Soon, the other toys realize that their dream paradise is not all that it seems. It turns out that Lots-O’-Huggin’ Bear, or Lotso (Ned Beatty), is the leader of the toys at Sunnyside and he makes the new toys stay with the toddlers who are not age-appropriate. Therefore, the toys decide to escape and also return to Andy. That is, if they can turn off Buzz’s demo mode.
It’s been 15 years since the franchise started and in that time, Pixar has made several advancements in the technology. In fact, Pixar announced that they couldn’t access their original files and they had to recreate every character from the first two films from scratch. Well, the artists at the studio have done a phenomenal job.
The only real problem is that there are some computer generated effects that are too photo-realistic. While this isn’t the worst thing in the world and is quite an impressive feat of technology, it can take the audience member out of the film for a moment. Sometimes, the characters don’t completely feel like they belong in the scene. One shouldn’t worry, though. This is only a small problem in a film that lives up to the hype surrounding it.

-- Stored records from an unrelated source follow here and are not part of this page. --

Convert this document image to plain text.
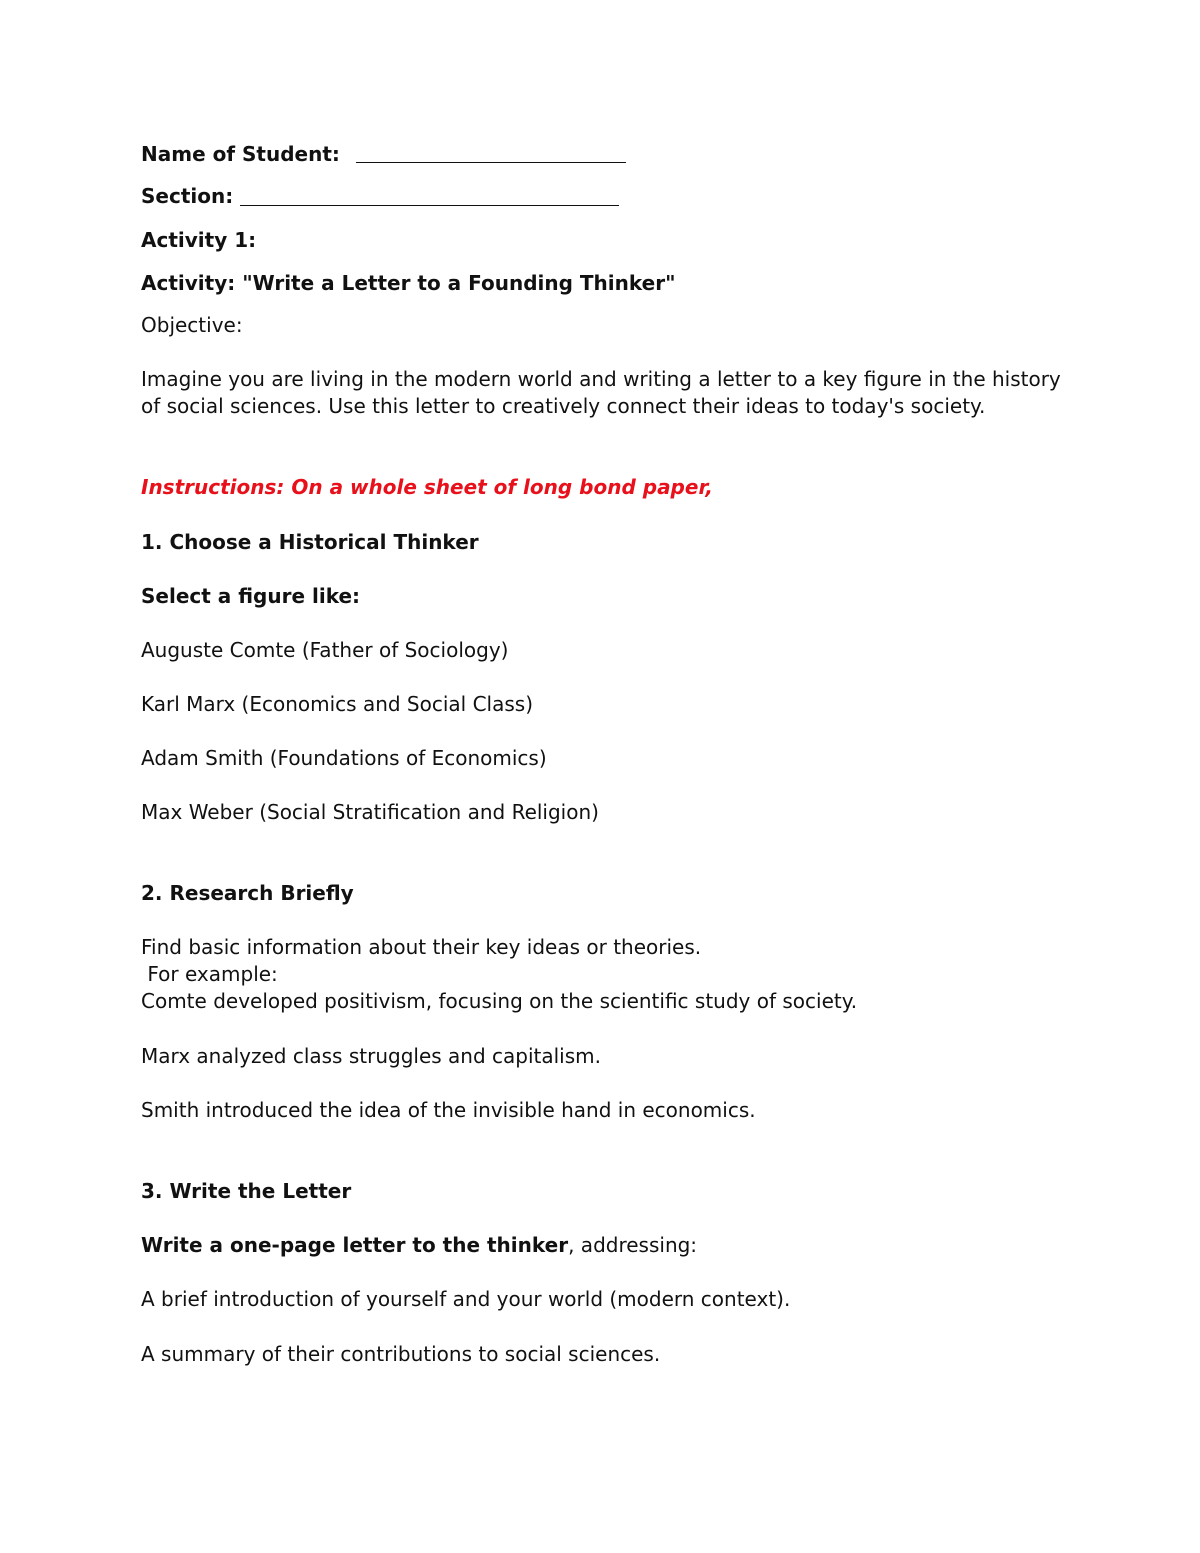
Name of Student:
Section:
Activity 1:
Activity: "Write a Letter to a Founding Thinker"
Objective:
Imagine you are living in the modern world and writing a letter to a key figure in the history of social sciences. Use this letter to creatively connect their ideas to today's society.
Instructions: On a whole sheet of long bond paper,
1. Choose a Historical Thinker
Select a figure like:
Auguste Comte (Father of Sociology)
Karl Marx (Economics and Social Class)
Adam Smith (Foundations of Economics)
Max Weber (Social Stratification and Religion)
2. Research Briefly
Find basic information about their key ideas or theories.
For example:
Comte developed positivism, focusing on the scientific study of society.
Marx analyzed class struggles and capitalism.
Smith introduced the idea of the invisible hand in economics.
3. Write the Letter
Write a one-page letter to the thinker, addressing:
A brief introduction of yourself and your world (modern context).
A summary of their contributions to social sciences.
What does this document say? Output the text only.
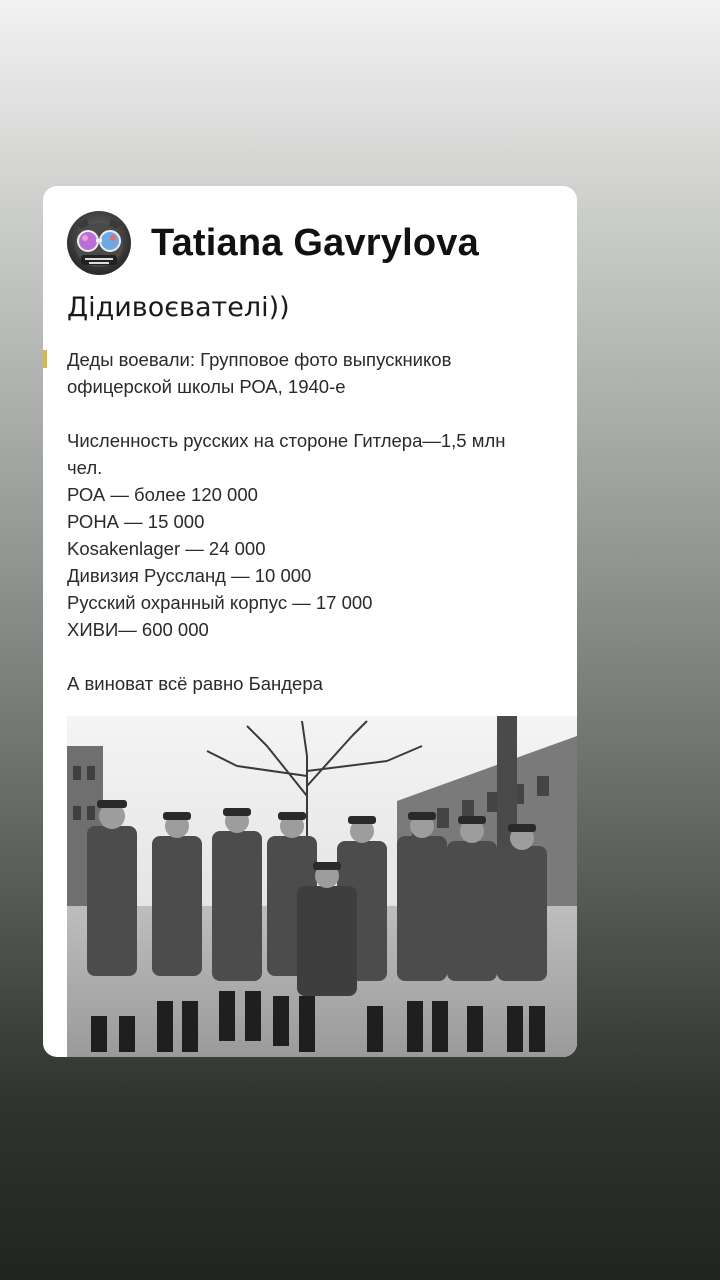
Tatiana Gavrylova
Дідивоєвателі))

Деды воевали: Групповое фото выпускников

офицерской школы РОА, 1940-е

Численность русских на стороне Гитлера—1,5 млн

чел.

РОА — более 120 000

РОНА — 15 000

Kosakenlager — 24 000

Дивизия Руссланд — 10 000

Русский охранный корпус — 17 000

ХИВИ— 600 000

А виноват всё равно Бандера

The story, like the first two, doesn’t play just for the kiddies. There are plenty of things that adults will also find fun and exciting, as well. The last two “Shrek” films lost this balance between entertaining both children and adults and the people over at Dreamworks Animation could learn a thing or two from Pixar.
As far as antagonists go, Lotso is probably the darkest and most complex villain found in the entire series. In fact, there are some scenes detailing his background that may be a little too dark for younger kids in the audience. However, the kids will probably be fine and it’s doubtful any nightmares will occur.
Almost the entire cast is back and their voice work is better than ever. Hanks and Allen have always worked well together in the animated world and this is no exception. The only voice that has been changed, unfortunately, is that of Slinky Dog. He was voiced by the late Jim Varney in the first two installments. Here, he is voiced by Blake Clark and he does a great job and honors his friend with his performance.
As stated before, it’s been 15 years since the release of the original “Toy Story” back in 1995. With the third chapter, Pixar has done something that is rare in the film business. They have made a sequel that is not only entertaining, but it also gives the trilogy a proper conclusion that the kids, the parents and even the adults who grew up with these films can truly enjoy.